Христофор Карпович, посмеявшись, садился на свой конек.
«У меня появился чудесный сыр, приходите. Нет-нет, уверяю вас! — такого сыра вы не ели. И ни у кого не увидите А балычок! А коньяк! Вы думаете, это тот коньяк, который вам дают? Это тот коньяк! Приходите».
«Христофор Карпович, а мне все одно какой».
«Очень плохо. Ужасно! Для чего живете? Готовитесь в царство небесное? В напитках, в пище надо разбираться так же тонко, как в светских анекдотах. Я любил к люблю благородную еду, великолепные костюмы, хорошую музыку, умную беседу за столом — во всем надо знать толк. Вон на углу кружком стоят мужики. О чем они говорят? Какой завтра будет счет! Это болельщики, древние римляне, не те, конечно, которых вы читаете. Это толпа. Толпа ест и пьет все подряд. Вы видели сейчас: прошел артист. Это артист? Умоляю вас, дорогой, скажите — э-это артист? Антрепренер, с которым я работал в молодости, говорил так: «Ты актер, у тебя нет денег, но ты не иди в столовую. Иди в ресторан, причем самый богатый. Не на что? Закажи супчик и кофе, не напьешься, встань и уйди. Ты же акте-ер!» А этот, вы заметили, несет с базара на горбу картошку. У него и душа из мешковины. Дайте миллион, я не пойду его смотреть».
«Конечно, Христофор Карпович, вы таких людей знали! Вам угодить трудно».
«Я знал самых интересных людей, я действительно повидал на свете. Но когда меня спрашивали, кто, по моему мнению, самый-самый, я отвечал: повар ресторана в Кисловодске! Подождите! — выставлял он руку. — Почему? Я вам скажу. Это не поза. Он не то что понимал вас, этого мало! — он… не найду слова… он вибрировал с вашей душой. Одно удовольствие было говорить с ним. Что он знал? Вы спросите, дорогой, чего он не знал! А он всего-навсего повар. У вас, молодежи, ни о чем понятия нет. Слышу как-то: «Да это же бардак, а не мастерская!» — «А ты, — говорю, — был в настоящих бардаках? Ты, — повторяю, — был там хоть раз? Ты знаешь, каким может быть бардак? Ого! Это порядочное заведение, где каждая знает свое место. В мастерской все наоборот», И так, дорогой мой, во всем: надо разбираться».

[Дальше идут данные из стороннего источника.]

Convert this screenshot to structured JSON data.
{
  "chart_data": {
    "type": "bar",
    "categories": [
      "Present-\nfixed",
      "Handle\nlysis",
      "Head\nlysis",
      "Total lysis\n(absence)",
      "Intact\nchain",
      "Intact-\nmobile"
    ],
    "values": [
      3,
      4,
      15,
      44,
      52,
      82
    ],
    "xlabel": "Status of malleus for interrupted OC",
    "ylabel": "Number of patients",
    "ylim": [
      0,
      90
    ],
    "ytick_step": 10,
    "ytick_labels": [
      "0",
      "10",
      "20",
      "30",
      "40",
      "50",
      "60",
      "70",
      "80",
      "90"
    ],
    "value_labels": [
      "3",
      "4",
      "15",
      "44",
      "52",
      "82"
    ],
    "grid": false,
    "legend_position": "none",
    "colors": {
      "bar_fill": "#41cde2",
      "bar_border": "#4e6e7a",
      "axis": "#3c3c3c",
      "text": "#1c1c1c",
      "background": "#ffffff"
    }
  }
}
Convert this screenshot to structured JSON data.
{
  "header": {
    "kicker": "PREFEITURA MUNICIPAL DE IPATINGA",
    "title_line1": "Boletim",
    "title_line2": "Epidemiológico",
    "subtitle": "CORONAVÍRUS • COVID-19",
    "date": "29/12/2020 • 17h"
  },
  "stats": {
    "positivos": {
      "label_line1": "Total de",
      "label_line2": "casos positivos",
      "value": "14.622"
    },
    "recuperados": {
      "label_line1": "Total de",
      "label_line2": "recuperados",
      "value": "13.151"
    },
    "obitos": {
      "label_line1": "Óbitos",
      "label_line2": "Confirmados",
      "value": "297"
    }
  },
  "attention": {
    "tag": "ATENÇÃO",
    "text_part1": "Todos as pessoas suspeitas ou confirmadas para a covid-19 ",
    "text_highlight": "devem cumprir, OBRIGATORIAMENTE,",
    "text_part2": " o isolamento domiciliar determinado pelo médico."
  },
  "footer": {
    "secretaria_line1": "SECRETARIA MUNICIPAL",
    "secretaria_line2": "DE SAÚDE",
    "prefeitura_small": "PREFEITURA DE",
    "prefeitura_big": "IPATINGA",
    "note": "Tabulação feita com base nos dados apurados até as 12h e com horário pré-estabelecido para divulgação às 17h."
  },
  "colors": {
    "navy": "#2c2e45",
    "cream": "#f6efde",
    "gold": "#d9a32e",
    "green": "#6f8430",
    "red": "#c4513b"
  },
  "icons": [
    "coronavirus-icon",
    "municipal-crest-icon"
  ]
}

«Не застал, Христофор Карпович, не смею спорить».
«Пойдемте, я провожу вас до сквера… Там был старый базар. Стояли мажары с арбузами. Вы знаете, что такое мажара? Нет, вы серьезно не знаете? Мажара — кубанская телега. Забита была арбузами, подходи, плати копейки и грузи. Скажите, где вы найдете такую рыбу, какую мы ели? Извините меня, вы эту рыбу сами кушайте, мне даром не надо! А что может быть лучше русского кваса? Извините меня, тогда давайте не будем об этом больше говорить! — Христофор Карпович, видно, вспоминал кого-то противного. — Мне шестьдесят пять лет, кто из нас больше видел? А спросите у калмыков, похож ли калмыцкий чай на прежний? Что это такое? Сейчас я вам скажу, дорогой…»
Ненадолго, но все влияет на человека. От утренней меланхолии Дмитрия не осталось и следа. Бодрый бухгалтер, вскинувший на прощанье руку, удалившийся походкой человека, для которого жизнь прекрасна, потому что проста, уколол идеализм Дмитрия. Жизнь прекрасна, потому что проста. Так он никогда не думал и сейчас знал, что если бы и стремился с юности к благословенной пользе, у него бы ничего не вышло. «Не живем! не живем!» — кричали они с Егором в юности. И что скрывалось под этими словами? За жизнью бежал Егор из студии, но за какой? Жизнь — это утро. Но представление о ней было такое, как перед сном, когда чистые желания перевешивают бытовую нужду. Жизнь — это утро. Нет, не так. Жизнь — все вместе. И то, и это. Но Дмитрий и под солнцем ходил зачастую как ночью. А какой-нибудь Христофор Карпович намекал ему с легкостью, что с подобными понятиями недолго и пропасть.